7.63 In November 2022, Griffith University, the Human Rights Law Centre and Transparency International Australia published Protecting Australia’s whistleblowers: The federal roadmap, which provided an overview of the shortfalls of Australia’s whistleblower legislation (Figure 7.1). The roadmap sets out twelve key areas for reform, drawing from previous reviews and inquiry reports. 
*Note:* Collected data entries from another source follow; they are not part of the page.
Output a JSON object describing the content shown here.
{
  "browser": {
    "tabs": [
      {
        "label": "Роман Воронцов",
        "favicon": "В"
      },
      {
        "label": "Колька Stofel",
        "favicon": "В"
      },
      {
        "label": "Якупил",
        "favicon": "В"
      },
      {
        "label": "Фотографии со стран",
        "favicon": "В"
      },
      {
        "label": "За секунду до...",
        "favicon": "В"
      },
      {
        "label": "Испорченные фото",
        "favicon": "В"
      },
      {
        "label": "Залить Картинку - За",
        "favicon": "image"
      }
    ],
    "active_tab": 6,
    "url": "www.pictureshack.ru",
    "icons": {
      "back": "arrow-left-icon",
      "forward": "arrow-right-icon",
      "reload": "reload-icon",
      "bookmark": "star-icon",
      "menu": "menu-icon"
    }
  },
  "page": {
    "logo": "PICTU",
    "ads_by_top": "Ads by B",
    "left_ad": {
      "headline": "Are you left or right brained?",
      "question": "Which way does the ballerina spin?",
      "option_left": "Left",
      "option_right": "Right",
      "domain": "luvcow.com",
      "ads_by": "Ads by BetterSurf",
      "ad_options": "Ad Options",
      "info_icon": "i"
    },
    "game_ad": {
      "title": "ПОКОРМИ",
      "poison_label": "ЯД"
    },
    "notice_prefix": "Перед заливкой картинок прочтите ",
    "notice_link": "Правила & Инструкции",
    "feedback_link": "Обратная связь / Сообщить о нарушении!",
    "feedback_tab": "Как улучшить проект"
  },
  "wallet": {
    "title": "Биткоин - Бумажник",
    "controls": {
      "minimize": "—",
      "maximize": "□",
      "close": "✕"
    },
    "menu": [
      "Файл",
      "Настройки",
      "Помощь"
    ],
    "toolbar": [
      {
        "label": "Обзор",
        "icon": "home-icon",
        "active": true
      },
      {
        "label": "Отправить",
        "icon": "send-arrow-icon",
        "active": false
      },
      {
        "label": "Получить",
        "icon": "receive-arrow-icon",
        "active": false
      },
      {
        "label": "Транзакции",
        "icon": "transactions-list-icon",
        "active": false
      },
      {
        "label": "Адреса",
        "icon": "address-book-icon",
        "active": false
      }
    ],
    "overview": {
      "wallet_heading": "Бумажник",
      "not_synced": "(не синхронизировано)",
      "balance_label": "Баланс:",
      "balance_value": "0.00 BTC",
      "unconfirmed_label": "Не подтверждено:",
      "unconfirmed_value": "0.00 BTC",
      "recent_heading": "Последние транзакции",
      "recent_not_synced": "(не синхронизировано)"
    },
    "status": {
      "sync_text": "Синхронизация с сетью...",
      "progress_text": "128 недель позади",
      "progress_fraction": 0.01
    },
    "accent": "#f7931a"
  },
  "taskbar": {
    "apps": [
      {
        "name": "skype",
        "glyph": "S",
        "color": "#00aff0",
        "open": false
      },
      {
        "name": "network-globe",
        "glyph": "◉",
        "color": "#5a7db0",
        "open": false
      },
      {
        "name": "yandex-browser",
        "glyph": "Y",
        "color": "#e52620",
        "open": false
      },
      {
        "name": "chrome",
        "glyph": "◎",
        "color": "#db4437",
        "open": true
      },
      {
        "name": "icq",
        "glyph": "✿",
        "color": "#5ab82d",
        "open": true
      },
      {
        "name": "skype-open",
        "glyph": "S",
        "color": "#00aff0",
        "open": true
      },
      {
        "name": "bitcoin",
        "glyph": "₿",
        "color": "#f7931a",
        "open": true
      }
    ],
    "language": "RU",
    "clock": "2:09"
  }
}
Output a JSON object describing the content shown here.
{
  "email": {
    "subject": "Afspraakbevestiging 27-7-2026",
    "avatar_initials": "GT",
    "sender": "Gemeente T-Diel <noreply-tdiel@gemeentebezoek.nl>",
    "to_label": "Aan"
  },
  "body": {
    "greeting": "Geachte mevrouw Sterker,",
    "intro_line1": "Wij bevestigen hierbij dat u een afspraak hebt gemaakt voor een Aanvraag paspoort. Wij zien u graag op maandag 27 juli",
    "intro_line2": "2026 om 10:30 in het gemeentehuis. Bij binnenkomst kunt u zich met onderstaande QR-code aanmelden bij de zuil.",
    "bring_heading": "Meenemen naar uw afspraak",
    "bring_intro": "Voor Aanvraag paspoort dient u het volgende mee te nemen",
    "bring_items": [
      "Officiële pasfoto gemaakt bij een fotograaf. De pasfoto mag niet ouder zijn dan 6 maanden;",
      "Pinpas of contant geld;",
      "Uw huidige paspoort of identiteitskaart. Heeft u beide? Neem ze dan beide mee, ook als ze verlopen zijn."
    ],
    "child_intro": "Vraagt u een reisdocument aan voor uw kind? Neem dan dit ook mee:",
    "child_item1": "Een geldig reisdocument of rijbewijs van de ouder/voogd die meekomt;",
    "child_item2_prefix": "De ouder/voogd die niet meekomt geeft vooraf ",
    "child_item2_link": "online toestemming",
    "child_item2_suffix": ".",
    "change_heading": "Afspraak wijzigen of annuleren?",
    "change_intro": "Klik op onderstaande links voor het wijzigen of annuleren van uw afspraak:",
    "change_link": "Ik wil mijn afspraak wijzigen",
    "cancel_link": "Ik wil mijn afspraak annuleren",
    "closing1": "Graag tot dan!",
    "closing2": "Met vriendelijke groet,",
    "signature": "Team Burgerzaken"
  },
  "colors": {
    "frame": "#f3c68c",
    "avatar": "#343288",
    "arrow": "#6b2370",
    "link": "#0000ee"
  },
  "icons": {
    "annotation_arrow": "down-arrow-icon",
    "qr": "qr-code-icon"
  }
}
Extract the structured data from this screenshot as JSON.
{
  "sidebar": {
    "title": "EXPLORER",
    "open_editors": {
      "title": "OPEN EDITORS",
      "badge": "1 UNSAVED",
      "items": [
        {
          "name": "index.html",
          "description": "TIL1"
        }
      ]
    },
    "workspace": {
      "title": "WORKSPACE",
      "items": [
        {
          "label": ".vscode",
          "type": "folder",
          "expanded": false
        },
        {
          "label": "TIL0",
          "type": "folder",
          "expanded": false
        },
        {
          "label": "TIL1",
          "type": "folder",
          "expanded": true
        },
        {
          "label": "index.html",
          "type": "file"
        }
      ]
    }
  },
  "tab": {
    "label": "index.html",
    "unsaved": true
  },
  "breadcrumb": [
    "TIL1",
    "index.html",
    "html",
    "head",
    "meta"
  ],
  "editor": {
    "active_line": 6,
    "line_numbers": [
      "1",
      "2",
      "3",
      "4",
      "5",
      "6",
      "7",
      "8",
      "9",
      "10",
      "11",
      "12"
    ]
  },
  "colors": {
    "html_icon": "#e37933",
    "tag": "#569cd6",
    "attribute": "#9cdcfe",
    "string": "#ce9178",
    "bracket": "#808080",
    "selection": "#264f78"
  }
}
7.64 Many of the key issues in the roadmap are a response to the committee’s inquiry into whistleblower protections in 2017, including: the establishment of whistleblower protection authority; ensuring a no wrong doors approach for disclosures; the enactment of a single law covering all non-government whistleblowers; the simplification and upgraded proof requirements for remedies and compensation; ensuring easier and consistent access to remedies; the enhancements of information sharing and ability to access support; the expansion of the definition of detriment attracting remedies; the protection of public and third-party whistleblowing; and the exclusion of solely individual employment grievances from PID protections 

7.65 The roadmap is supported by numerous inquiry participants, including the GIA, the Australia Institute and CAANZ. 

7.66 CAANZ expressed the view that: …Protecting Australia’s Whistleblowers: The Federal Roadmap presents a well thought out and internationally benchmarked set of measures that deserve consideration by Government as the process of reforming relevant law in Australia continues. ... 

Committee view 

7.67 Whistleblowing matters. It has a crucial role to play in identifying, stopping and deterring misconduct. 

7.68 Whistleblower protection laws should provide legal rights and protections to individuals who provide a company, organisation or regulator with information about alleged misconduct and/or breaches of the law. The need for consistent and harmonised whistleblower protection legislation 

7.69 The evidence provided to this inquiry revealed the substantial concerns of a range of stakeholders about the complexities, inconsistencies and gaps in current whistleblower protection legislation in Australia. 

7.70 This complex patchwork of legislation requires a high level of knowledge on the part of a whistleblower to understand which legislation and regulator covers the misconduct they wish to disclose. Unfortunately, this causes confusion and disincentivises whistleblowers from making a disclosure when they witness misconduct. 

7.71 Further, the multiplicity of inconsistent laws burdens employers with additional and unnecessary red tape because multiple pieces of different legislation may apply in any given situation. 

7.72 Given the complexities, attendant confusion, and frequent doubling up of resources, there was broad support for harmonising and aligning Australia’s whistleblower protection laws, although most inquiry participants favoured separate Acts for the public and private sectors. The committee recognises the vital importance of greater alignment across the public and private sectors.